Summer 2017 was a great year for these tools. Atomic took off. Uber METTA was happening, so much was going on in this space. Everyone wanted to validate there vendor claims.
Fast forward to now, how many of these enterprise products use Atomic Red Team?
I always envisioned Atomic being the central repo of atomic testing for all these products. Want more history? Heres the 1 year blog — https://redcanary.com/blog/atomic-red-team-1-year-lookback/
Casey and I would joke on Atomic Fridays, or on any presentation of Atomic, that Atomic Red Team is the El Camino of testing. Is it a truck? Is it a car? It does everything.
I know you are here for the Top 5 reasons, but you got some history instead. Here is the top 5 reasons Atomic Red Team is for the 100%.
Top 5 Reasons to use Atomic Red Team
- Atomic Red Team is free
ART is free. Anyone can contribute. You can fork it and use it on a private internal repo with specific Atomics. It’s simple, easy to understand. On top of it all, there are multiple free execution frameworks.
Over the years I have heard from vendors who have said customers love using Atomic to validate the MSSP is still active. I also have heard many say they missed testing and it helped them build better coverage.

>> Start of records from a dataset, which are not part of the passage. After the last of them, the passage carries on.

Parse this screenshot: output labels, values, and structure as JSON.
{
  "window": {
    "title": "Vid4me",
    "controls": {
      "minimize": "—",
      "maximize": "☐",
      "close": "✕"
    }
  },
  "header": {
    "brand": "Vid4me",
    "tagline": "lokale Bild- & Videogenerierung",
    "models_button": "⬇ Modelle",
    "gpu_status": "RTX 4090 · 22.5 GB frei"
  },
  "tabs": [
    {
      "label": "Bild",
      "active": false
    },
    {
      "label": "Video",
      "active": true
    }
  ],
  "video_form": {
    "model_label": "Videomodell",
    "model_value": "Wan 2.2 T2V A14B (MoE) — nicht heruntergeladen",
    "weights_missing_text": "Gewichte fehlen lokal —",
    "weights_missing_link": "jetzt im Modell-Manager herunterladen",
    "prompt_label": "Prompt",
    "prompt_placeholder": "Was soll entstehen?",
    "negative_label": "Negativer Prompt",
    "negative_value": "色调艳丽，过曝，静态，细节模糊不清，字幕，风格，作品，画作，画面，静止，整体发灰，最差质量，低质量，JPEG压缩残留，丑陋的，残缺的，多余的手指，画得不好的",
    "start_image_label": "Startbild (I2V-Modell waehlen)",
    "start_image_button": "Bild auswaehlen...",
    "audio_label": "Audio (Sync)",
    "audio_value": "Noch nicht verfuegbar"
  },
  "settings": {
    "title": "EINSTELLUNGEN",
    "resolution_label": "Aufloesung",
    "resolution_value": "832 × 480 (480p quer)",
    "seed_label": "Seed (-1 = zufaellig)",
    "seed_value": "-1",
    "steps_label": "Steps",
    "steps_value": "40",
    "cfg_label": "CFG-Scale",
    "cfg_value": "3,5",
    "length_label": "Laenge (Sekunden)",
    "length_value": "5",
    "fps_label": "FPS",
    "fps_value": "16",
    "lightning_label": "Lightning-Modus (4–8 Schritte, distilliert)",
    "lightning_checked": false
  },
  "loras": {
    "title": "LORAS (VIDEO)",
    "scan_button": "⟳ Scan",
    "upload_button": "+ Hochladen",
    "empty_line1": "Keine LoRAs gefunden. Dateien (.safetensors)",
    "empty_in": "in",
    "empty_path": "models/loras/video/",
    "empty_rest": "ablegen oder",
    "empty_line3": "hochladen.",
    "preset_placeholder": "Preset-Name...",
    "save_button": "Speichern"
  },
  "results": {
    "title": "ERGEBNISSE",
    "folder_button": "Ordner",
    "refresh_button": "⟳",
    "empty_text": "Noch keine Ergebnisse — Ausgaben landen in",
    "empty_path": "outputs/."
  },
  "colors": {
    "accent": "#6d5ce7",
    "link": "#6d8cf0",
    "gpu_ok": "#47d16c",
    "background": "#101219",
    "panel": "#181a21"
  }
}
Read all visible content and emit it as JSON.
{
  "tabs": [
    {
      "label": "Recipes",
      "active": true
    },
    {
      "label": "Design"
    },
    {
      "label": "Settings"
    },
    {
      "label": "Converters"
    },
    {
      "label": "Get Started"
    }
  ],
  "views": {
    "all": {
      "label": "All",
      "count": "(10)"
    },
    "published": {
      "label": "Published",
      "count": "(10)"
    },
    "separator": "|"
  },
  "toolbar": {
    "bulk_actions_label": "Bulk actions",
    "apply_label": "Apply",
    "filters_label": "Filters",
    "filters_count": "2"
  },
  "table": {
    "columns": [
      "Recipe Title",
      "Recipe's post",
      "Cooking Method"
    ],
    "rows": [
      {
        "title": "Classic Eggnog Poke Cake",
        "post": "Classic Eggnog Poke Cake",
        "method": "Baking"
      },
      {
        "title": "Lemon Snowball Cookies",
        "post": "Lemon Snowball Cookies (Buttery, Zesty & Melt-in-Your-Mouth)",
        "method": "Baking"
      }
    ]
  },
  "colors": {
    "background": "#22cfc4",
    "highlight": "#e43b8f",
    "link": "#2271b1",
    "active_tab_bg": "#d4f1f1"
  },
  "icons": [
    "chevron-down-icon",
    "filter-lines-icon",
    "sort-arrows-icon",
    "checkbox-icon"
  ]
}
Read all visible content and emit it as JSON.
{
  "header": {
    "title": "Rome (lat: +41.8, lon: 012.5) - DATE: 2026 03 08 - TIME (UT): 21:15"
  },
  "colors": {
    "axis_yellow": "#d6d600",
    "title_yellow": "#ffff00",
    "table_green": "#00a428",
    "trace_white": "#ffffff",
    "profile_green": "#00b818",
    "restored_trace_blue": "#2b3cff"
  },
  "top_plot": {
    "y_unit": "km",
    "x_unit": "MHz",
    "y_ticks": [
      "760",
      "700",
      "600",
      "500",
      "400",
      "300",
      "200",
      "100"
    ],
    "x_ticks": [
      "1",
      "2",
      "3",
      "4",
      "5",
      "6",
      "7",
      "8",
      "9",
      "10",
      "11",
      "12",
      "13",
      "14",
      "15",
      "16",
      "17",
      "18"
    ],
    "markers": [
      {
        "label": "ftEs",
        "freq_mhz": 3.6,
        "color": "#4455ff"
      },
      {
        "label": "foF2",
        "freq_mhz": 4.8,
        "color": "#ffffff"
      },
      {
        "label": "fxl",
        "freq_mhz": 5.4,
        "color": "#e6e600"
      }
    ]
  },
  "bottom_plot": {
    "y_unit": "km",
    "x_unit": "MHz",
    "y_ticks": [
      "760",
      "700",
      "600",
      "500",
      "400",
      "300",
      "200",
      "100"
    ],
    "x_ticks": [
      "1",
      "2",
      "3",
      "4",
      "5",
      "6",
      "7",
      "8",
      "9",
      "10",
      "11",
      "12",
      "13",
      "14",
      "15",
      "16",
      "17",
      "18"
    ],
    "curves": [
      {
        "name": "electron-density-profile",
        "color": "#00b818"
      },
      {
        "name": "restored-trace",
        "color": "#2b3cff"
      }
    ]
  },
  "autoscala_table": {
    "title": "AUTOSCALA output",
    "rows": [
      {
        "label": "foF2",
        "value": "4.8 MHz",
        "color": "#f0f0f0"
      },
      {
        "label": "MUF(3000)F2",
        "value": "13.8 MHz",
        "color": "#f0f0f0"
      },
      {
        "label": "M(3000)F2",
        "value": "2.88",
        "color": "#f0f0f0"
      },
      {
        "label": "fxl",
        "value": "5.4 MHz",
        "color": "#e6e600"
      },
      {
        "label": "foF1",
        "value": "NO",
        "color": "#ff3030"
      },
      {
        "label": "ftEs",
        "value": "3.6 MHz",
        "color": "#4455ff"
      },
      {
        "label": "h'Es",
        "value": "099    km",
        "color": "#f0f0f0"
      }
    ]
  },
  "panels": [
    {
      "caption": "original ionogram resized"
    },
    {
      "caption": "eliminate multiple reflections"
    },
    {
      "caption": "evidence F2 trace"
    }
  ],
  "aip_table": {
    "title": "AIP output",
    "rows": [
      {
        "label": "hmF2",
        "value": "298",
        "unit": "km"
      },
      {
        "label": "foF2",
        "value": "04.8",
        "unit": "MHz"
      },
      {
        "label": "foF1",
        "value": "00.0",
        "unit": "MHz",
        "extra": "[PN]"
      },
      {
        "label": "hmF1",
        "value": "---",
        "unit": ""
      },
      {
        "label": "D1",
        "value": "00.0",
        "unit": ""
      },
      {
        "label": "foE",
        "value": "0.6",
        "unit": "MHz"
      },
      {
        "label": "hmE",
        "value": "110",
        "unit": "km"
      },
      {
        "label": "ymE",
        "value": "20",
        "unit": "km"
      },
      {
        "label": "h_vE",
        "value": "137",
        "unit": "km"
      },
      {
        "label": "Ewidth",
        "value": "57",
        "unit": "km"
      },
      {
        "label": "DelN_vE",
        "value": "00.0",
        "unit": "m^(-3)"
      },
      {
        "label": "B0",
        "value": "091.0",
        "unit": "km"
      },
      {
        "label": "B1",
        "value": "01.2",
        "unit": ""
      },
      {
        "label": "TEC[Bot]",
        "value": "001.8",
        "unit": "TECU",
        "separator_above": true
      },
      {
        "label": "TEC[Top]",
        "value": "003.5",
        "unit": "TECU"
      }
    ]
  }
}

As a consumer, it’s easy to get and use Atomic and validate your products. There is not a lot of fluff and no sales pitches to use Atomic.
The simplest form of Atomic, is to copy and paste a test. It doesn’t require a SIEM, SOAR, XDR. Use what you have, identify the gaps, report up and move forward.
2. Atomic Red Team is educational
This excites me. ART is meant to help anyone at any level get going in Red Teaming or Blue Teaming. It’s meant to be used, again, as a copy and paste factor or remote execution against multiple hosts. Carrie has been doing an amazing job evangelizing Atomic Red Team with a sweet course-
I know many folks out there that use Atomic to better understand a technique, not requiring a SIEM/XDR/SOAR. I also know folks who are breaking into the industry (college level) and want to understand how this all comes together. Recently, I added a test related to Raspberry Robin and this dropped:
Why run malware when you can build a Chain Reaction of Atomics and see how it really goes down?
Take the training and submit some tests and put Atomic Red Team on your resume. You may not be an _expert_ (who is?) , but you learned something! That is what matters here!
3. Extend and Integrate
As mentioned before, you can take the Atomics and do whatever you want with them. It’s all been yaml-ized. Want to integrate with a Enterprise tool? Simple. Want to build a python or Go runner for Atomics? consume! Back to education, use this project for your school to share how you built something that uses ART. Check out the Atomic GUI.
Want to go deeper in your testing? Check out AtomicTestHarnesses.
4. Vendor Testing
Atomic Red Team provides the quick win of validating your controls and managed vendors. Grab the latest DFIR Report, combine some Atomics, and run them. Were they captured in your lab? What was missing in the MSP response?
I have met a few teams who have Atomic integrated deeply with their SOC or MSSP
5. Everyone is Atomic
Atomic Red Team has always been about everyone. It was never meant for ONLY the 1% in the industry, but everyone. This is a community project used by some very large fortune 100s and by organizations less than 100 employees.
I Thank you for reading this far. I know I most likely misinterpreted this whole thing, but at the end of the day, we got a nice top 5 blog out of it!
PS — and just because, ask Red Canary to put this logo on stickers and shirts
Happy Hunting!
Edit: Patrick Gray Risky Business dropped an assist on the beginning, as I quoted a quote that was not real but a true misinterpretation of the podcast. Along with Adam and Brian. Really appreciate the clarity and guidance.